Honestly I do not understand the code. What is this code doing? Can you explain it for me?

Honestly I do not understand the code. What is this code doing? Can you explain it for me?

Sure. A cluster is a list of sections (C.Sections). This loop iterates over sections by descending density and tries grouping sections together (grouped sections are linearly ordered for locality).

The loop body needs a way to find the cluster a section belongs. What it used to do is the lookup table SecToCluster which is maintained after each merge operation. The merge operation is slow (thus the old comment "NOTE: Consider using a disjoint-set to track section -> cluster mapping"). Since a section can only belong to a cluster and clusters are disjoined, union-find algorithm naturally fits here.

I use the path-halving technique (one-liner Leaders[V] = Leaders[Leaders[V]];) to decrease complexity and it is extremely simple to implement. Other techniques can achieve the same goal but they would have more code (https://www.cs.princeton.edu/courses/archive/spring13/cos423/lectures/UnionFind.pdf).

MaskRay updated this revision to Diff 169507.Oct 12 2018, 3:42 PM

Rename old SortedSec as the name was confusing (it referrs to cluster but a name about section was chosen)
Change B < A to A > B to be consistent with the next stable_sort condition

Greeting from a dev meeting attendee:)

Do you have real world performance numbers (both time and memory) for this? Computational complexity isn't always the best predictor of actual performance because of e.g. cache characteristics (as @Bigcheese mentioned).

Do you have real world performance numbers (both time and memory) for this? Computational complexity isn't always the best predictor of actual performance because of e.g. cache characteristics (as @Bigcheese mentioned).
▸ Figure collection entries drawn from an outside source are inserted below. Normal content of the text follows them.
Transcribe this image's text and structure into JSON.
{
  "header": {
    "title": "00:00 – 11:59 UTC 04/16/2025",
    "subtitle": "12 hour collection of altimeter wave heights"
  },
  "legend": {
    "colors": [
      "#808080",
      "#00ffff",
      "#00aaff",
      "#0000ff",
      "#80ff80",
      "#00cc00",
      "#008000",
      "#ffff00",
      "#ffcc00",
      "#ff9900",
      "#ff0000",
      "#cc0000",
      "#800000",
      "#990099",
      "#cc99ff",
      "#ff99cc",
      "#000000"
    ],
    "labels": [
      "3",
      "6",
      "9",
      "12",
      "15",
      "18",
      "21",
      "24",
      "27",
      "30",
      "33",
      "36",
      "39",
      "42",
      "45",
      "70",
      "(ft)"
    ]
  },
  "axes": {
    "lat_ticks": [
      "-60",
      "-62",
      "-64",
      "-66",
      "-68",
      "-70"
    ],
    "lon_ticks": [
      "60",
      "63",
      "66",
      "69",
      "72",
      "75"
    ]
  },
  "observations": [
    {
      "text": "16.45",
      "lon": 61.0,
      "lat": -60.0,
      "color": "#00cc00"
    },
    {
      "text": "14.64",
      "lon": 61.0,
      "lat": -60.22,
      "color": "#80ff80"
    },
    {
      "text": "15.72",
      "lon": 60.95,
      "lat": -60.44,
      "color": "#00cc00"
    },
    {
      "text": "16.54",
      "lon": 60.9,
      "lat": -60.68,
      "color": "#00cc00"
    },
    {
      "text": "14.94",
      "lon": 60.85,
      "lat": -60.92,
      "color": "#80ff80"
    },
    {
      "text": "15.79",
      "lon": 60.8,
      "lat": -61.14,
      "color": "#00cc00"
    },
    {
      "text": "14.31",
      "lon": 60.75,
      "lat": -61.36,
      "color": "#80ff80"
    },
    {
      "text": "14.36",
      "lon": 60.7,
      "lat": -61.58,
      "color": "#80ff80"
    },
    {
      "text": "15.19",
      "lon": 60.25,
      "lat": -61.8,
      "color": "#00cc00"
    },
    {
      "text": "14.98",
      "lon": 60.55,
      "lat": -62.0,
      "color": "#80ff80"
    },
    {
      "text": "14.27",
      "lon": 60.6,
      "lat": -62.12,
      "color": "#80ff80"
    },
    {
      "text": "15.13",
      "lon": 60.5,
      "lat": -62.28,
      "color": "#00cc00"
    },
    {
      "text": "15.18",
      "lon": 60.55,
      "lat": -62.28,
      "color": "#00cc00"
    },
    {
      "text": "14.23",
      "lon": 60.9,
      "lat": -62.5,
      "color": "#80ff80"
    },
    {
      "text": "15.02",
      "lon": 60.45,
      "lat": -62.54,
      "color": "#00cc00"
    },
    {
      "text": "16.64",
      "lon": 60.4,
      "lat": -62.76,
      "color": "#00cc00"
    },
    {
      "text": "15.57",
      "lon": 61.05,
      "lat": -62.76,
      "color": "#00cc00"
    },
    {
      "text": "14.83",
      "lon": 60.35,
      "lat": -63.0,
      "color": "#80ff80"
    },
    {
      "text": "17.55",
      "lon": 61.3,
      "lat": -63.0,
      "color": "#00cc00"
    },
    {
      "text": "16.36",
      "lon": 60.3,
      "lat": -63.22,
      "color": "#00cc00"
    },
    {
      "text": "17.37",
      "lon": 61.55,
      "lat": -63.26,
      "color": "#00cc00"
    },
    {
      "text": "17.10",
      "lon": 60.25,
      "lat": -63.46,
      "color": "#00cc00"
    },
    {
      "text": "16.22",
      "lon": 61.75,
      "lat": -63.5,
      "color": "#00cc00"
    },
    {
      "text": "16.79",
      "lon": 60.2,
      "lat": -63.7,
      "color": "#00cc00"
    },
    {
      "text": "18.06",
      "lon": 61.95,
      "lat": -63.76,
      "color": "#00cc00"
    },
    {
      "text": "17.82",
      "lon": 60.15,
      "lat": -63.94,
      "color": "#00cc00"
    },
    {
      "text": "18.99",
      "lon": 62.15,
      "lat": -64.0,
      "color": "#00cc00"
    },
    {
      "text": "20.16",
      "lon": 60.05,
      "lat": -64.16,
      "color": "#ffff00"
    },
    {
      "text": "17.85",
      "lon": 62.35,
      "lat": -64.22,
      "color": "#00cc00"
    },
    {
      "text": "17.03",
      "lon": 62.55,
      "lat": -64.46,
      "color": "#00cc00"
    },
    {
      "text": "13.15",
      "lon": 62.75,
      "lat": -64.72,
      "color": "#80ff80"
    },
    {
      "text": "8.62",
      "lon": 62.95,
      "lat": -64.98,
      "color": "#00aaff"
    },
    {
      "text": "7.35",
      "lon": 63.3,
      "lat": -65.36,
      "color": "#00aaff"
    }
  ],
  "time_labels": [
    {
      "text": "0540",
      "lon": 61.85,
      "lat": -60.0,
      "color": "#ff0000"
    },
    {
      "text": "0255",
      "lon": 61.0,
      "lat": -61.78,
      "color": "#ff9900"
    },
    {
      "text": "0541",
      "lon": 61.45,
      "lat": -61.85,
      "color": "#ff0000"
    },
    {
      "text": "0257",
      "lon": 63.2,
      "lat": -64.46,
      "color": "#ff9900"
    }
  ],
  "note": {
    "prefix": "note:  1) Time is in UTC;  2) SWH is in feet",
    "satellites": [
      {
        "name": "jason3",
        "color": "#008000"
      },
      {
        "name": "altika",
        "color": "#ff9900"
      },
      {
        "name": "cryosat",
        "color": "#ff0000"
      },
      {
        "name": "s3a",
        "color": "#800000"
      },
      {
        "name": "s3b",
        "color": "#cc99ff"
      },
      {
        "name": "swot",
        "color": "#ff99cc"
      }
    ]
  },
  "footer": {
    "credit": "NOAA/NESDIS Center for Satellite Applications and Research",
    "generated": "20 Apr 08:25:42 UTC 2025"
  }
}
I think I've made it clear in the description that std::vector does not do a better job here. (the vectors are not even destroyed to free intermediate memory usage)

Pretty sure I understand the algorithm now, but I still want to see what performance impact it has to see if it's worth the (minor) complexity. I'll benchmark it on some large links and see what happens.

MaskRay updated this revision to Diff 191058.Mar 18 2019, 1:53 AM
MaskRay retitled this revision from [ELF] Use union-find set in Call-Chain Clustering (C³) heuristic to improve worst-case time complexity. to [ELF] Use union-find set and doubly linked list in Call-Chain Clustering (C³) heuristic.
MaskRay edited the summary of this revision. (Show Details)

std::list<int> Sections; -> int Next, Prev;

Herald added a project: Restricted Project. · View Herald TranscriptMar 18 2019, 1:53 AM
Herald added a subscriber: jdoerfert. · View Herald Transcript
MaskRay updated this revision to Diff 221897.Sep 26 2019, 1:25 AM

Rebase after one year since there is not interest in maintaining Call-Chain Clustering.

This file has not been touched much.

  • Adapt variable renaming
  • Use DenseMap::try_emplace
MaskRay updated this revision to Diff 222091.Sep 27 2019, 12:44 AM

mergeclusters -> mergeClusters

This revision is now accepted and ready to land.Sep 27 2019, 10:38 AM
This revision was automatically updated to reflect the committed changes.